Sinan KAVRAKOĞLU
  • 01/01/1970 Son günceleme: 11/07/2008 00:11
  • 22.032

Uzunca zamandır ulusal gündemle ilgili peş peşe yazılar yazıyorum ya; bazı arkadaşlar ulusal gazetelerden birine göz kırptığım zannına kapılmışlar.

Hâlbuki durum hiçte öyle değil. Peş peşe yazılar yazıyorum, zira son zamanlarda inanılmaz bir malzeme bolluğu var ve bu beni hasta ediyor.

Ancak, zannedilmesin ki son dönemlerde ulus olarak yaşadığımız bu şok dalgası Beykoz ile ilgili hassasiyetlerimizde bir zafiyete yol açsın. Aksine, genelde yaşadığımız sorunların özüne indiğimizde yerelle karşılaşacağımızı çok iyi biliyoruz. 

Bu müthiş şok dalgasına dair analizler yaparken Beykoz’u ihmal etmek bir yana daha iyi dinleme ve algılama fırsatı buluyor insan. Kim nerde hangi arazilerin peşinde koşuyor. Kimler hangi partiden Belediye Başkan adaylığı için kapıları tırmalıyor, kimlerle pazarlıklar yapılıyor, kimler yükünü tutmuş, Ergenekon Soruşturması’nı aratmayacak kirlilikteki ilişkiler yumağı, evrak hırsızlıkları, ihaleler, ihanetler…

Kabul edilemez olan birçok hususun normalleştiği bu buhranlı dönemden Beykoz’da nasibini fazlasıyla alıyor. Bu buhranlı dönemin baş aktörlerini ulusal gündemi değerlendirdiğim yazılarımda sizlerle paylaşmıştım. Bir süreliğine de olsa Beykoz’daki aktörlerini birlikte anlamaya çalışacağız…

Değerli olduğunu düşündüğüm birisi geçtiğimiz günlerde enteresan bir hikâye anlattı bana. Sizlerle paylaşmak için sahibinden izin aldığım hikâye oldukça çarpıcı ve bir o kadar da mide bulandırıcı.

Beykoz’da uzun yıllardır faaliyet gösteren bir vâkfın başkanı, temiz ve dürüst! yayıncılığı şiar edinmiş bir gazete ve Beykoz’un belki de tek ne yaptığını bilen S.T.Ö’sü arasında geçiyor hikâye. Bu S.T.Ö’nün başkanı aynı zamanda başarılı bir iş adamı ve siyasetçi.

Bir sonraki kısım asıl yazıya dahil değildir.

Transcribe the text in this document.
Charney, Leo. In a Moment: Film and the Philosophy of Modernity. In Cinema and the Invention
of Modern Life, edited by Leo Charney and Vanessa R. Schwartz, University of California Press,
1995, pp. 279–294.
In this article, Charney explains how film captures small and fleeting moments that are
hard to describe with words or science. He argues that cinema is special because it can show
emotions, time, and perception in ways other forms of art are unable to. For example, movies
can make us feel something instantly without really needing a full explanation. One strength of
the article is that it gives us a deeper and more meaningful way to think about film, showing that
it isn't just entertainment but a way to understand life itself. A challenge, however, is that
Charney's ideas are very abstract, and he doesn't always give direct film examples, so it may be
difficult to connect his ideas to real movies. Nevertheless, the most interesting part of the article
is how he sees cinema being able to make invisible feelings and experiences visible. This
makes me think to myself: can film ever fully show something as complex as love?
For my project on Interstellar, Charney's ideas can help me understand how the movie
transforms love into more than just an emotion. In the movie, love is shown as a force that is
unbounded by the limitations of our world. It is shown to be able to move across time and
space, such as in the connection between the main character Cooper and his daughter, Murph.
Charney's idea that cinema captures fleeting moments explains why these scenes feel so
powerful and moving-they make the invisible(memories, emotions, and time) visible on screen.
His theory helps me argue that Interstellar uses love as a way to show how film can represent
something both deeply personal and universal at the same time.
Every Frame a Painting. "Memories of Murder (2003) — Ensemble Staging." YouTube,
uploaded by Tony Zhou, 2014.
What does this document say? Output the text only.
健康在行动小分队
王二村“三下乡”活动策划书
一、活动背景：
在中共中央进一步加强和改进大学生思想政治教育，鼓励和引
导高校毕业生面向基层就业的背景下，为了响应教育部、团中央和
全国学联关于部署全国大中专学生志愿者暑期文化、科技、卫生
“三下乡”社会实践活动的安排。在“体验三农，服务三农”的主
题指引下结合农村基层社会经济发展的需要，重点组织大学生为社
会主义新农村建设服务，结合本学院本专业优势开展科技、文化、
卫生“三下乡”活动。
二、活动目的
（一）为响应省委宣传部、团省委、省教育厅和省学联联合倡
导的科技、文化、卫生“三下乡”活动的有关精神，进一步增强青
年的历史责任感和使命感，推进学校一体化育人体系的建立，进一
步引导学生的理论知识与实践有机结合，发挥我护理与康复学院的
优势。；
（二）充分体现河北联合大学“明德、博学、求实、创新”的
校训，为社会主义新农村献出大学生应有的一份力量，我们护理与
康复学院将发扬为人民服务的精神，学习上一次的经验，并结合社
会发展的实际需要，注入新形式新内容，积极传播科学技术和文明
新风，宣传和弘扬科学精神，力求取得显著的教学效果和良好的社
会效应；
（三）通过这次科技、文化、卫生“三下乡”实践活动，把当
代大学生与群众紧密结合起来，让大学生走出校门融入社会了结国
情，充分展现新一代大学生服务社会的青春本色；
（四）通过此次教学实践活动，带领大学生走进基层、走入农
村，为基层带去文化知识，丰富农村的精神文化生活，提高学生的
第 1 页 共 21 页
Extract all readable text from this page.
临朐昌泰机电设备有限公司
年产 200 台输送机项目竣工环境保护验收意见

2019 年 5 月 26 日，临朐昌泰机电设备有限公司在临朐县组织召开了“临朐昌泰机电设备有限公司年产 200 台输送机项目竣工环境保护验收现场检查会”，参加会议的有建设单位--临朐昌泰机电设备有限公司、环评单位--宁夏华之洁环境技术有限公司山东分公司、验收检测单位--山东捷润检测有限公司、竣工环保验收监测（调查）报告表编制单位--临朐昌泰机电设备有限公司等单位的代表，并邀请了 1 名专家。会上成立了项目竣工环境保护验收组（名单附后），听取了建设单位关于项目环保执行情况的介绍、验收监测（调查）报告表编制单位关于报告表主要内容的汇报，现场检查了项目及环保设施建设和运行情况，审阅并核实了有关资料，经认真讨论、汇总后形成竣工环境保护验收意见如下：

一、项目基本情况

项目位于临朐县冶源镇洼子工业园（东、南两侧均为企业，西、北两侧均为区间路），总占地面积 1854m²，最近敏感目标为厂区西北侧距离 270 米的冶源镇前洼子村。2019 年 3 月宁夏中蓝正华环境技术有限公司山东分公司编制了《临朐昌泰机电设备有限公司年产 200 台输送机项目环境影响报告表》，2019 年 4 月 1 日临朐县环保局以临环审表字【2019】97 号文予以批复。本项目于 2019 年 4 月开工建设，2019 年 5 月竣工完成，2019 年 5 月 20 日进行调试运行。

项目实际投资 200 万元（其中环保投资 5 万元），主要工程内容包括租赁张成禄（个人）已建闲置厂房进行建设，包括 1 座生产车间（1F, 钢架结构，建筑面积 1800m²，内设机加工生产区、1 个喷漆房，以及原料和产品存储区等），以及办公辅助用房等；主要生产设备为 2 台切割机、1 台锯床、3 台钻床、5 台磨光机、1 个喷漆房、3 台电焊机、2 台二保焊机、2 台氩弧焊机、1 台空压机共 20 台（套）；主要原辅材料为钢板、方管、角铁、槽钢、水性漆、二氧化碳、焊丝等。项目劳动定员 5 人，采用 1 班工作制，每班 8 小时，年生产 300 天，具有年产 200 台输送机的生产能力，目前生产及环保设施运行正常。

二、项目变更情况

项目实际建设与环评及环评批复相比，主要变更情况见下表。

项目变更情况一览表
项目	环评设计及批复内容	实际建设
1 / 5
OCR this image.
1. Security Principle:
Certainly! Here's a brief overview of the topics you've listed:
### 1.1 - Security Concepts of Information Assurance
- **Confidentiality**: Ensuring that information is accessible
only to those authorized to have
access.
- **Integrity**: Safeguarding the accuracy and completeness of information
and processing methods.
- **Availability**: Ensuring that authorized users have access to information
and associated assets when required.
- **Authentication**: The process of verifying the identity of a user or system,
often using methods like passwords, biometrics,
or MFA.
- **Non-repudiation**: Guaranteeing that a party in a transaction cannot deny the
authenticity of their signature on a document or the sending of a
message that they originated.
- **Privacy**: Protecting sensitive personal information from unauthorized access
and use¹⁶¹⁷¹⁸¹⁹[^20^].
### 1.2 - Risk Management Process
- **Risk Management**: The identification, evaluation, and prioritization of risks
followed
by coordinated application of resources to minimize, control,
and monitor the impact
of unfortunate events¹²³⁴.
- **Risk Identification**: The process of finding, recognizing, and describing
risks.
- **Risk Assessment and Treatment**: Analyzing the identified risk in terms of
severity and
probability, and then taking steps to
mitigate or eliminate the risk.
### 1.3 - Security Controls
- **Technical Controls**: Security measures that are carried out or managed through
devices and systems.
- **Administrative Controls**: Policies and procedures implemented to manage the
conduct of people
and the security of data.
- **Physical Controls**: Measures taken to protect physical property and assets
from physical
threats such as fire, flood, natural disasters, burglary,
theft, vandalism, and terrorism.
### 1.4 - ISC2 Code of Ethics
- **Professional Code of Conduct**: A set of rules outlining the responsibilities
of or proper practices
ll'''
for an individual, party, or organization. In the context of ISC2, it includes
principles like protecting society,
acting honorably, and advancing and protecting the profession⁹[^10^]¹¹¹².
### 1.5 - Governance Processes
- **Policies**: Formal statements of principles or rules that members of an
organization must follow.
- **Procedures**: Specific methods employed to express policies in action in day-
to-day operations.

Vakıf başkanı, -kahramanlarımızın ikisi de vakıf başkanı olduğu için kötü adama vakıf başkanı diyeceğiz. İyiye de bizimki ya da S.T.Ö. Başkanı- bir gün bizim başarılı iş adamı ve S.T.Ö. başkanını arar ve dürüst! yayıncılığı şiar edinmiş bu gazeteye (aslında şantaj ve para karşılığı haberde çok başarılı bir gazetedir) maddi destek vermesini ister. Aksi halde kendisi hakkında hazırladıkları olumsuz haberleri yayınlayacaklarını söyler. “Aman canım kardeşim bu gazeteye yardımcı ol, reklâm ver yoksa aleyhinde haber yapacaklar. Bu haberlerin yayınlanmaması için çok uğraşıyorum, aslanlar gibi çarpışıyorum” falan gibi salakça ifadeler ekleyerek yaptığı büyük kıyağı da anlatmış olur. Bizimki kendinden emin, gayet rahat “benimle ilgili yapacakları olumsuz haberleri gerçekten çok merak ettim, yayınlasınlar da görelim” der. Tabi vakıf başkanı buna epey bozulur. Bir zaman sonra bu gazetenin acar muhabiri gelir iş yerine ve sekreteriyle görüşür tabi beklediği ilgiyi göremez. Daha sonra gazeteden etkili bir arkadaş arar kendisini ve tehdit ederek resmen para talep eder. Bizimki kendinden emin, “hodri meydan!” der. Daha sonra da vakıf başkanı arar ve “ne yaptın kardeşim? Seni artık ben de kurtaramam” der.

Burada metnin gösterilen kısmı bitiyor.